Hace muchos años, el escultor Pablo Serrano hizo un busto de mi abuelo. Habían sido amigos. Mentira: habían sido amigos, pero no hizo un busto propiamente, sino su cabeza.
Similar a las muchas otras cabezas de Serrano (la de Rubén Darío, casualmente, persiste en el parque homólogo a media cuadra de casa de mis padres, parque del árbol que mis hijos tantas veces han trepado, el que también persiste, ahora casi horizontal pero agarrado de raíces tras María, parque de la cabeza enorme del poeta cuyo ceño parece fruncirse aun más con cada cagada de paloma o lata de refresco que abandonan sobre el pedestal). La cabeza de mi abuelo, por contrario, no está a la intemperie. Y, aunque como otras de esa época pertenece a la serie de piezas subtituladas “interpretación al retrato de…” de las que hay varias de puertorriqueños allegados a Serrano, la de mi abuelo tiene una particularidad: esta cabeza se abre. Y yo ni me acuerdo de la primera vez que mis manos chiquitas la abrieron, de tantas veces que lo he hecho, los dedos hurgando en la ranura difícil y halando la puerta pesada de su rostro para revelar la mano de mi abuelo bañada en bronce.
Yo crecí con esa cosa en mi entorno, con el peso de su gesto inmanente, con esa mano imposible que tantas veces agarró la mía y que aguardaba en esa bóveda imposible, la que tantas veces abrí. Ahora logro ver las conexiones entre esta pieza y los Hombres bóveda del artista (así como su serie anterior Bóveda para el hombre) pero de chiquita ni sabía ni me importaba nada de esto. Era sencillo: la cabeza de Abuelo abría y su mano saludaba desde adentro.
Serrano hizo cuatro de esos bustos-cabeza.
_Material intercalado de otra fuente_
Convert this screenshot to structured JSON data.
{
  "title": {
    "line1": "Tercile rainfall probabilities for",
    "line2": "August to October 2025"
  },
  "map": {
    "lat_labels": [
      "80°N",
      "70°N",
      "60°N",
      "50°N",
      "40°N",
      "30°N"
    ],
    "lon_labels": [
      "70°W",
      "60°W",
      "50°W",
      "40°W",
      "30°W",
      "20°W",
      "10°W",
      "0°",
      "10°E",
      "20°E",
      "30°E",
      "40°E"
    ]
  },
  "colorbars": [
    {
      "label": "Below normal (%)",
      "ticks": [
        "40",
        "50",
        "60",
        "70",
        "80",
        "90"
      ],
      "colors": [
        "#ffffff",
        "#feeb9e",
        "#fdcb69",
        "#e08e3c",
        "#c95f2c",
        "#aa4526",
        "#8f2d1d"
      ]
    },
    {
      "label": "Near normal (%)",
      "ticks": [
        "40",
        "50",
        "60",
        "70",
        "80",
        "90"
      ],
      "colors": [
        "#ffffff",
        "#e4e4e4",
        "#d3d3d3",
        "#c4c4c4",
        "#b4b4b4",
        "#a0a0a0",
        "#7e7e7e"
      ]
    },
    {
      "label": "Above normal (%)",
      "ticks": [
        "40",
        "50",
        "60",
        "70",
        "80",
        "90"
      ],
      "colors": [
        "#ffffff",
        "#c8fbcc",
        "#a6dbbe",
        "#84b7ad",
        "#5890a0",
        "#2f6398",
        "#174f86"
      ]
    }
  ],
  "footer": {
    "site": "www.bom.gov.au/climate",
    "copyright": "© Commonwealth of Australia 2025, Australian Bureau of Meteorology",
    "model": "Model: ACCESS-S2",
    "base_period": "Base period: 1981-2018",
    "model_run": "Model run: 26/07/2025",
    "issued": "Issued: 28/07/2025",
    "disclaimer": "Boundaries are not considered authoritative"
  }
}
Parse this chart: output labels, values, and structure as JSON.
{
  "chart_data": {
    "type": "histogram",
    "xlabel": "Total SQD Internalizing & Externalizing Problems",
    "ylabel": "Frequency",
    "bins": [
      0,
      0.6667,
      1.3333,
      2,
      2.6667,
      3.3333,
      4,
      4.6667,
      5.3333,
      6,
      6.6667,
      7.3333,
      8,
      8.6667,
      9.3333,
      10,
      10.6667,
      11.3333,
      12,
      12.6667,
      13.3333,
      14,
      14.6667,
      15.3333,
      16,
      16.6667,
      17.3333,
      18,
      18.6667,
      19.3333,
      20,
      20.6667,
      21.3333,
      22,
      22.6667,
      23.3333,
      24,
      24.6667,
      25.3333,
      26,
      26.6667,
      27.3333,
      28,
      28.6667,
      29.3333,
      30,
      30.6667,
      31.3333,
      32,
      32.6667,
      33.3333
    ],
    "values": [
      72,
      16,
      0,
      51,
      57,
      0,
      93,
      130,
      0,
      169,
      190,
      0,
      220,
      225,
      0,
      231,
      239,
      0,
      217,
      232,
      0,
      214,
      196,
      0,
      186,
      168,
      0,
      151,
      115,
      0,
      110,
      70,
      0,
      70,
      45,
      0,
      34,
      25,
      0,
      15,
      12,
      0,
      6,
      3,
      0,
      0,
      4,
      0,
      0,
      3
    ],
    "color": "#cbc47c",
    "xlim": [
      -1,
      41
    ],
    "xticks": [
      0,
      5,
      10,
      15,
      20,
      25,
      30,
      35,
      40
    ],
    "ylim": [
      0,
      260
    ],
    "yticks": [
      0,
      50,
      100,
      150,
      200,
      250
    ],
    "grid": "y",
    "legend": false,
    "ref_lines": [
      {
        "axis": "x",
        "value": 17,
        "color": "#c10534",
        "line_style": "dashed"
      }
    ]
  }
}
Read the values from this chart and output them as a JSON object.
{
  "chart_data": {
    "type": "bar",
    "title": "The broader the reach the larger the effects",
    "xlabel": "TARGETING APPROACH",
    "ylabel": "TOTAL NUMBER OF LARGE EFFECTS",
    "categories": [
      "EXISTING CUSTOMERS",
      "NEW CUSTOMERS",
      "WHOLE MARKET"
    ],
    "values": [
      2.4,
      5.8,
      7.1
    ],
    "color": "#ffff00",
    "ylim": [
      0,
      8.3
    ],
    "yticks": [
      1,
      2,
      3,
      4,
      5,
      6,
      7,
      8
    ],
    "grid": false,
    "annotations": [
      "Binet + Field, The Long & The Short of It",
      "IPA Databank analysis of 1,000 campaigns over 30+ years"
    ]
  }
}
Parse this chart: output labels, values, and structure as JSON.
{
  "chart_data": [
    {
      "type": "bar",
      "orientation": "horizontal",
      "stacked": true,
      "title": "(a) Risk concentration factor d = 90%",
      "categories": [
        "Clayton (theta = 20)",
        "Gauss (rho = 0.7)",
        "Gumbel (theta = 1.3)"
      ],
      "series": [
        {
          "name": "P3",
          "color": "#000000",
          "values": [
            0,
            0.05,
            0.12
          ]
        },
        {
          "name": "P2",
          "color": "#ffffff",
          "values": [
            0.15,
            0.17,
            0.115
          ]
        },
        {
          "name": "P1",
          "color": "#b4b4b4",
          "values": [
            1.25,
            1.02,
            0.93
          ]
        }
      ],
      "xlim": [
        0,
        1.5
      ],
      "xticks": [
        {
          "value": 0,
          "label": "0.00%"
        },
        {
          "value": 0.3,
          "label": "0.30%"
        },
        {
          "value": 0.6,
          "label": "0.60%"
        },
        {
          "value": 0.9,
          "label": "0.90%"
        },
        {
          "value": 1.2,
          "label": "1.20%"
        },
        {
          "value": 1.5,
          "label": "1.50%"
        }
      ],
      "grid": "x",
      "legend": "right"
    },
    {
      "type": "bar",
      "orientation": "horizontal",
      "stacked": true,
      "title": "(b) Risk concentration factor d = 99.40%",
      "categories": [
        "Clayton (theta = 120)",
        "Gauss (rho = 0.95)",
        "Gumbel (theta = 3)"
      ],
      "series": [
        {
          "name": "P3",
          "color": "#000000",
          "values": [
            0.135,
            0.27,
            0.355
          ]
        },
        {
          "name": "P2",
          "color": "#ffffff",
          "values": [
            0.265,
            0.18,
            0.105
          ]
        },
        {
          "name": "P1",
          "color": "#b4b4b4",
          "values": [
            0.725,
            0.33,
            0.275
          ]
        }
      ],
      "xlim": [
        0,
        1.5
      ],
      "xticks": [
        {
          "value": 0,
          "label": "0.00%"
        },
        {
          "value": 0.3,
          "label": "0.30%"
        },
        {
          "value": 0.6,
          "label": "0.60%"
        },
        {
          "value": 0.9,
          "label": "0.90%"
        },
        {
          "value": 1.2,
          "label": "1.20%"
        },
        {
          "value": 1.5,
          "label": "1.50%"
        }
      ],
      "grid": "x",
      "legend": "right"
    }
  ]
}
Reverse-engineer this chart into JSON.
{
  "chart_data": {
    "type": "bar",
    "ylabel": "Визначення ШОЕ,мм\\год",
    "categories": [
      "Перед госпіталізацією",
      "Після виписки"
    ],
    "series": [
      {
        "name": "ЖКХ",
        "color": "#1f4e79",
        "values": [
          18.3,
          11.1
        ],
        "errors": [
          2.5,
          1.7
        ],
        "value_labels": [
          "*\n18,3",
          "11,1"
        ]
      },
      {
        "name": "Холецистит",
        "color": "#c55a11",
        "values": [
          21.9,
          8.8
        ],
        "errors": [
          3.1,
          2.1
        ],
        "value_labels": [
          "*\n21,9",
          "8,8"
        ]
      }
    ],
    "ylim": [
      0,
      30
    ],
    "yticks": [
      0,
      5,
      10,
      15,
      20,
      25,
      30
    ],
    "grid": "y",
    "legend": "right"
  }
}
Uno estuvo por muchos años en el apartamento de mis abuelos, otro en mi casa, uno más persiste en otra casa familiar; el cuarto viajó hasta Leningrado como parte de una exposición en el Ermitage y ahora reside en el museo Middelheim en Amberes.
A veces camino hacia la cabeza cuando estoy de visita en casa de mis padres. La abro. La mano está ahí, un molde recubierto en metal, ahí como siempre, a la espera. Si fuera de esa gente que se la pasa interpretando cosas, podría decir que esto parece símbolo, testamento, metonimia de lo atroz. El brillo obsceno estalla y grita desde el interior, burlándose con cada apertura de la lápida hermética y plomiza que lo cubre, esa que aún obedece al ábrete sésamo silente que yo recitaba de chiquita cuando me acercaba a ella. El meñique doblado (el meñique que él me decía que yo había heredado, doblado sólo un poco menos, sonriendo con un orgullo que sentí profundo aunque nunca lo entendí). Es una pieza extraña, desconcertante, innecesaria. Y absorbe todo lo que la rodea: se chupa el aire, imanta miradas, convence a quien sea de que ése que está ahí tiene la razón. En uno de esos abrires quise trazar las curvas y rayas y montes de esa mano, como lo había hecho tantas veces antes. Pero no pude. No la toqué: por primera vez, no me atrevía. En visitas subsiguientes no tuve ese problema.
Cierro la bóveda. La mano sigue ahí, pulsando, ahogando un susurro que no sé de dónde viene y que a veces he querido repetir.
De Serrano hay cuatro piezas más en la casa de mis padres. Como yo, mis hijos han crecido con estas formas y sombras sin prestarles mucha atención. En la terraza están los dos bustos de Betances y de Baldorioty; en la sala, la Familia de Carlos IV y una Bóveda para el hombre que me parece lo más bello que haya creado este escultor.
En estas piezas Serrano logra captar los rasgos intangibles de lo que podría considerarse espíritu, para labrarlos y posarlos y empujarlos y sembrarlos y rasgarlos en la superficie espesa, para convertirlos en cosa, para revelarlos como lo que siempre han sido. Con mi abuelo lo hace con los cachetes y los ojos. Igual con el acantilado que baja por los pómulos de Betances, y con ojos de Baldorioty, que brotan como yunta.
Las manos de Serrano torcieron y exprimieron y apiñaron y rasgaron, y ahí sigue ese peso de esos hombres, la cosa que fueron, aun en el caso de un hombre que no fue prócer y cuya frente y mano siguen rigiendo tras tumba de metal.
En las descripciones de catálogo de museo se le subtitula “Interpretación al retrato de Milton Rúa”. Pero recién descubrí su título oficial. Serrano le puso “Mano y cerebro”.